While citizens often lack the knowledge, organisation and power to make themselves heard within the EU policy process, NGOs often lack the skills and resources to effectively advocate for the interests of their European constituents. Too often policymaking resembles a David and Goliath contest, in which corporate interests hire Goliath and the public interest lies in the hands of David.
Against this background context, the EU Clinic seeks to lessen the gap between the EU institutions on the one hand and the EU public on the other by supporting NGOs to effectively advocate for the public interest in Europe. We believe that this process-oriented vision of justice, which consists in enhancing mechanisms and channels of democratic participation while promoting good legal practices, may ultimately not only encourage active citizen engagement among our students but also promote an active citizenry more broadly. To this end, we rely upon a growing network of pro bono consultants, who share our values and are willing to share their expertise and experience with our students.

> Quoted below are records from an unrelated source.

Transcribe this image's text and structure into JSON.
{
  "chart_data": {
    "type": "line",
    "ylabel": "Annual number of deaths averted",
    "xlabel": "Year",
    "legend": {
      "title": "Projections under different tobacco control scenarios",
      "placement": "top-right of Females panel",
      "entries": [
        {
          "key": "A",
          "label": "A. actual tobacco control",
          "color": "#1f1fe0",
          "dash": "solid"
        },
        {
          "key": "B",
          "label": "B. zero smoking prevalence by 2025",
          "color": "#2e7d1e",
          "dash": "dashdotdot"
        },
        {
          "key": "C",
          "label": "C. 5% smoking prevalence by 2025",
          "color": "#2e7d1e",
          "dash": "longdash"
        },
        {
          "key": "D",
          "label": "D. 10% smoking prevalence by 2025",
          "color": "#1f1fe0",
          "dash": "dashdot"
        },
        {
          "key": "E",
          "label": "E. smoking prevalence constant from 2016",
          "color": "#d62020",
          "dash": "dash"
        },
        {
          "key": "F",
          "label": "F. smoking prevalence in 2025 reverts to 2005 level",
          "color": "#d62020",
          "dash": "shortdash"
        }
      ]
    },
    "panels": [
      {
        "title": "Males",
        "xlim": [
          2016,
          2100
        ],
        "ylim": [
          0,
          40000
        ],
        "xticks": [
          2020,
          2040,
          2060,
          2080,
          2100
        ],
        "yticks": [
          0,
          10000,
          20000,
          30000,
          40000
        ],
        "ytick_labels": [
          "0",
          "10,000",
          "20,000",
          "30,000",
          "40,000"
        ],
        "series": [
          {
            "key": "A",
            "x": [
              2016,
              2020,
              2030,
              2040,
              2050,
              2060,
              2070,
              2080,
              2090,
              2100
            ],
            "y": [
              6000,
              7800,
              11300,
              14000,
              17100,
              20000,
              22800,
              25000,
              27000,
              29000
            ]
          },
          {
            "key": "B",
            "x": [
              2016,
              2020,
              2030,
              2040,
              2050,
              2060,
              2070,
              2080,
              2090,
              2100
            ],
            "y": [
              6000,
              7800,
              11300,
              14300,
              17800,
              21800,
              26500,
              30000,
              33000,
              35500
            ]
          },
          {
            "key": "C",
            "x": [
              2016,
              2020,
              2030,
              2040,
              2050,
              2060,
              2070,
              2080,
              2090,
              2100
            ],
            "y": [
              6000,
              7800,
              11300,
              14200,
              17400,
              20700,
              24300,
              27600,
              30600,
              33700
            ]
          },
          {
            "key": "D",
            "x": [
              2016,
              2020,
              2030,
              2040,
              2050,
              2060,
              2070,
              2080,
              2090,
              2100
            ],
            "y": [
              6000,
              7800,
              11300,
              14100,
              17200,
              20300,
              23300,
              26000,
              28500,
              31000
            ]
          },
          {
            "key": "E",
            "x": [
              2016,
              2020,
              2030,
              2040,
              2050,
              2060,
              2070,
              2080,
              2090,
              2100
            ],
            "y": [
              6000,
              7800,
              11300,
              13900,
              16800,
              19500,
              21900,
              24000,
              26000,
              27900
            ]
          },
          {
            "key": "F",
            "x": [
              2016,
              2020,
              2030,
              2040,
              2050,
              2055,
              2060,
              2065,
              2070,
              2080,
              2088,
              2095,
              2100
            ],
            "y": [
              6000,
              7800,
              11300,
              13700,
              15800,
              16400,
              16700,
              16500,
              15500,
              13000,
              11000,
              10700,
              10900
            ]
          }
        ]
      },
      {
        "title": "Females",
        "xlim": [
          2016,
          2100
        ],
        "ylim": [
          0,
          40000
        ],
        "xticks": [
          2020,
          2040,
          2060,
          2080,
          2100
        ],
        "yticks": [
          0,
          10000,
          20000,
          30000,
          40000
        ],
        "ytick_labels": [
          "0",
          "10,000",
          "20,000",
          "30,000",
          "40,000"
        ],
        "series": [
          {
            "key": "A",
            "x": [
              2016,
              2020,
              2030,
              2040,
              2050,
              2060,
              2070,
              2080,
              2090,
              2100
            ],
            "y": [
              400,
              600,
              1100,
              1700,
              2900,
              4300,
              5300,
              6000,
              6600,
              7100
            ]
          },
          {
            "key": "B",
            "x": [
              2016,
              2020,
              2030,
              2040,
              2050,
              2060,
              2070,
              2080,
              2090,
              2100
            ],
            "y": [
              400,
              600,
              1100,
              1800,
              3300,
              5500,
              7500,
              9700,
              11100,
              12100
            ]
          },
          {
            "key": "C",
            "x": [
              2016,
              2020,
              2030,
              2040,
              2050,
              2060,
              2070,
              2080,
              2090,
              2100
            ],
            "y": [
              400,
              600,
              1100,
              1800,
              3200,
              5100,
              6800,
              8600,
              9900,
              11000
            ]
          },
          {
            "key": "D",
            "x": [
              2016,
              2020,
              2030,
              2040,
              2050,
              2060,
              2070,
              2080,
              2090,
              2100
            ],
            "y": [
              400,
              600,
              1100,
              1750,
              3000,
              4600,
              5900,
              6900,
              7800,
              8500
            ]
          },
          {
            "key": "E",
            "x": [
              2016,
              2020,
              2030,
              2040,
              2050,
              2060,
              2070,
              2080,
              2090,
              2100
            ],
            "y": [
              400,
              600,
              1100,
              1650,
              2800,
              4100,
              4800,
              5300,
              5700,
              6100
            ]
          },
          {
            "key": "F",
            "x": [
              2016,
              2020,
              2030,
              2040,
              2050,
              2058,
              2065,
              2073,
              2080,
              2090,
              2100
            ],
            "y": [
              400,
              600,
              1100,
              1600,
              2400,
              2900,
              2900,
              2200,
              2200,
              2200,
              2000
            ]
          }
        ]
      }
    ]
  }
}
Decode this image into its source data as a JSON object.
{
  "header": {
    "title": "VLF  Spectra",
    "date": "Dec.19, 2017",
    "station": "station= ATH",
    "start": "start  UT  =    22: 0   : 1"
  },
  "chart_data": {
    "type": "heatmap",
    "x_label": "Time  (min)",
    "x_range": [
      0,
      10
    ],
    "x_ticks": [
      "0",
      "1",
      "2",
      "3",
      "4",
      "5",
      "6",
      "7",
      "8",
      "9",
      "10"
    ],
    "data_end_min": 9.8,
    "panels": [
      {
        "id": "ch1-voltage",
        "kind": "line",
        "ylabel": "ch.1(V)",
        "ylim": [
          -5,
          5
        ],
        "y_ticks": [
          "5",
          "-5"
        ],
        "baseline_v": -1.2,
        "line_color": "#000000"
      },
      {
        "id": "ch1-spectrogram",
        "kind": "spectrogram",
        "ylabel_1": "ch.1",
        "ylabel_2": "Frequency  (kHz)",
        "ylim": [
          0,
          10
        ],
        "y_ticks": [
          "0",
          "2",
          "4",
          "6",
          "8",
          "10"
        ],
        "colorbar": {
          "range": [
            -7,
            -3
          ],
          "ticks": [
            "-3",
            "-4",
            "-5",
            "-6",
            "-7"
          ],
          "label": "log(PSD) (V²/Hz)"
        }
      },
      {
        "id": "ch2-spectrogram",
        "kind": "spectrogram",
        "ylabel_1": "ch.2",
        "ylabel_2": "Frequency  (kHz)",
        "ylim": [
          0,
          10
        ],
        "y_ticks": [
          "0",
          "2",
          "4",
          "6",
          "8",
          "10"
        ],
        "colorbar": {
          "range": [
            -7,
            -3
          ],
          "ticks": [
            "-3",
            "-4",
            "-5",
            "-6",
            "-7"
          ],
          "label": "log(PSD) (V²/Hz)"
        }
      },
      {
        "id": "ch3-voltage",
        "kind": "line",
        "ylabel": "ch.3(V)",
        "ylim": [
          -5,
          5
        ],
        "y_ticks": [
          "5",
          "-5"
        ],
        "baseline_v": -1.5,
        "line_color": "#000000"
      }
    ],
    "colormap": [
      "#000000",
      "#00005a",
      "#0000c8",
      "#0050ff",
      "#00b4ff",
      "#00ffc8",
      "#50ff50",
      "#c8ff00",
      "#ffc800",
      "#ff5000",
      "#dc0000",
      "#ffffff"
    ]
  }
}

The Clinic provides its students with an uncommon perspective on EU lawyering, which is taught as a complex process in which lawyers are called upon to take action in the midst of unbalanced, often polarized, public policy debates, in which not all interests are equally represented. It is against this backdrop that the core focus of the Clinic is on the different avenues enabling citizens not only to gain access to the EU decision-making process but also to ‘lobby for good’ through the analysis, critique and support of legislative and regulatory proposals. For instance, the Clinic has been involved in writing to EU officials, submitting a complaint to the EU Ombudsman, requesting access to documents from the institutions, proposing new initiatives through the launch of European Citizens’ Initiatives, and more.
Taking leave from the institutional context rather than from a particular issue-based vision of social justice, the Clinic engages in various policy areas, ranging from public health to consumer protection, as well as in more horizontal issues, such as institutional openness, judicial transparency, interest representation and open data.